Let me say that, if you read this book to learn technical Aikido, or with thoughts of somehow reincarnating the larger-than-life O’Sensei within yourself, you will likely be frustrated. This is not O’Sensei for Dummies. But it is a painstakingly researched primer on the way budo was practiced in times past, and what those budoka put themselves through in the cause of furthering their skills and understanding of the arts that would literally save or kill many of them. This is a revealing glimpse at the “internal” aspects of budo. These are the principles that put O’Sensei on his “enlightened” path.
Much of what O’Sensei did, wrote or said was cryptic. Many people that read the same writings, or attended the same training, came away with differing interpretations of what they experienced. I do not see this book as an attempt to unravel that puzzle, but rather to shed light on the influences that he encountered in his own training, so that we may try to understand what events and influences led to the foundation of Aikido.
Among the topics discussed in this volume are weapons, the influences of Daito-ryu and Chinese arts, ideology vs. technique, and a brief glossary of the individuals named in the book.
I am too much of a neophyte to be judgmental of how others view or practice Aikido. I think we each have our own way. Many are satisfied to embrace only the modern, technical aspects of the art, and that is fine. But, if you seek a better understanding of the climate and culture from which Aikido was born, and wish to look closer at the ancient principles behind the internal side of the art, then you want to have this book. If you want to look from a vantage point you might not get from your local dojo; one that many would say is withering in the present, you want to have this book. It is thought-provoking, to be sure, and a worthy addition to the library of any serious devotee of Japanese budo.

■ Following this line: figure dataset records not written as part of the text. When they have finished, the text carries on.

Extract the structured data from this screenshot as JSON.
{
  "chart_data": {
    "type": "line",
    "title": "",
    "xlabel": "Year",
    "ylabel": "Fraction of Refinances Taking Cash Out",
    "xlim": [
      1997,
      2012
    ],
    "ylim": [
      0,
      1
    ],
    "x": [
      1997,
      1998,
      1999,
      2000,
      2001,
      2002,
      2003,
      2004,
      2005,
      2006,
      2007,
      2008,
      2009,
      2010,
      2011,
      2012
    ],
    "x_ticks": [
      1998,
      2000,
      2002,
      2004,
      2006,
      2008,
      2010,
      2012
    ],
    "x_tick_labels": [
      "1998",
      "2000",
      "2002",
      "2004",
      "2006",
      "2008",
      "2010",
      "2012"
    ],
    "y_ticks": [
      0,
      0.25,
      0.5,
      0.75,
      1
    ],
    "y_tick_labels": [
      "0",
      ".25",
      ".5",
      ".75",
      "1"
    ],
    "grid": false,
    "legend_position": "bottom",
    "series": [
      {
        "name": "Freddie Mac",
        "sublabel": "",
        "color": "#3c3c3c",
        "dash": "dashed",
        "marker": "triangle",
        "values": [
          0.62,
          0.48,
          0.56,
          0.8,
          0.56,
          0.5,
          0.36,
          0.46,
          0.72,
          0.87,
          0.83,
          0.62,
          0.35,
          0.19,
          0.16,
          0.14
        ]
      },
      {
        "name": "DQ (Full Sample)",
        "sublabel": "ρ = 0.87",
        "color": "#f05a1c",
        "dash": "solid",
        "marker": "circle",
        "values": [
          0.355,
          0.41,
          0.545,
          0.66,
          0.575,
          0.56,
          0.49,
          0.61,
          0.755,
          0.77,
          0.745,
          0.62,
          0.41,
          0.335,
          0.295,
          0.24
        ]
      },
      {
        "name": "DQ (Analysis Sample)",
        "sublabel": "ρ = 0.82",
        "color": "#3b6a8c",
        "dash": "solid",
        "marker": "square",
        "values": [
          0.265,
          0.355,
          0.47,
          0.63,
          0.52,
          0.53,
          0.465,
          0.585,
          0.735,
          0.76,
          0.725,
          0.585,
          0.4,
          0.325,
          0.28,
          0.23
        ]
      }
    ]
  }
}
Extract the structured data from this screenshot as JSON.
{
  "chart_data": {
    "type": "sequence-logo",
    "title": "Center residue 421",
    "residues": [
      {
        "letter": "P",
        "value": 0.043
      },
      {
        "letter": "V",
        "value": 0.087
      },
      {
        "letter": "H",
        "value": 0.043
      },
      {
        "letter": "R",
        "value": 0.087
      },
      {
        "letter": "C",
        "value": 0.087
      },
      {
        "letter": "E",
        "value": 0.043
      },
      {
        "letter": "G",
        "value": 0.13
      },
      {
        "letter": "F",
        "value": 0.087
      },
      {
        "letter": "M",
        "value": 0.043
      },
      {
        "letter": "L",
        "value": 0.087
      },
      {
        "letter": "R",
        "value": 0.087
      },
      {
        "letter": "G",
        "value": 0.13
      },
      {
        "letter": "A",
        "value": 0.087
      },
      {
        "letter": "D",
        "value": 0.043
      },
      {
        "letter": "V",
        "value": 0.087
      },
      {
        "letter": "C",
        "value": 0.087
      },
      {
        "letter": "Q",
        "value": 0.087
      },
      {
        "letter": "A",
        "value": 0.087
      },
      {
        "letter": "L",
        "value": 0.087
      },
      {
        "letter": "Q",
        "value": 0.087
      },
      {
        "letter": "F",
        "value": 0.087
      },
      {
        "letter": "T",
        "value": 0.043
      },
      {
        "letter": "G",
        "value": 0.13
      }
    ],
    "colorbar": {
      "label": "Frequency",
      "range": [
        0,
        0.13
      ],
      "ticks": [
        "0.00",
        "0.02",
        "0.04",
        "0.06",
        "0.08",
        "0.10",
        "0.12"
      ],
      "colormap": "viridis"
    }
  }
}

The quality of paper and printing used in this book is good. Binding is typical of modern softcover volumes. The type is comfortable to read. There are a few photos, but this material is not about pictures. Distribution is limited at this early stage to Ellis Amdur’s site, www.ellisamdur.com, but wider availability may be coming in the future. The cost is reasonable. The initial distribution of 500 copies were numbered and signed. Great work, Amdur Sensei… What’s next?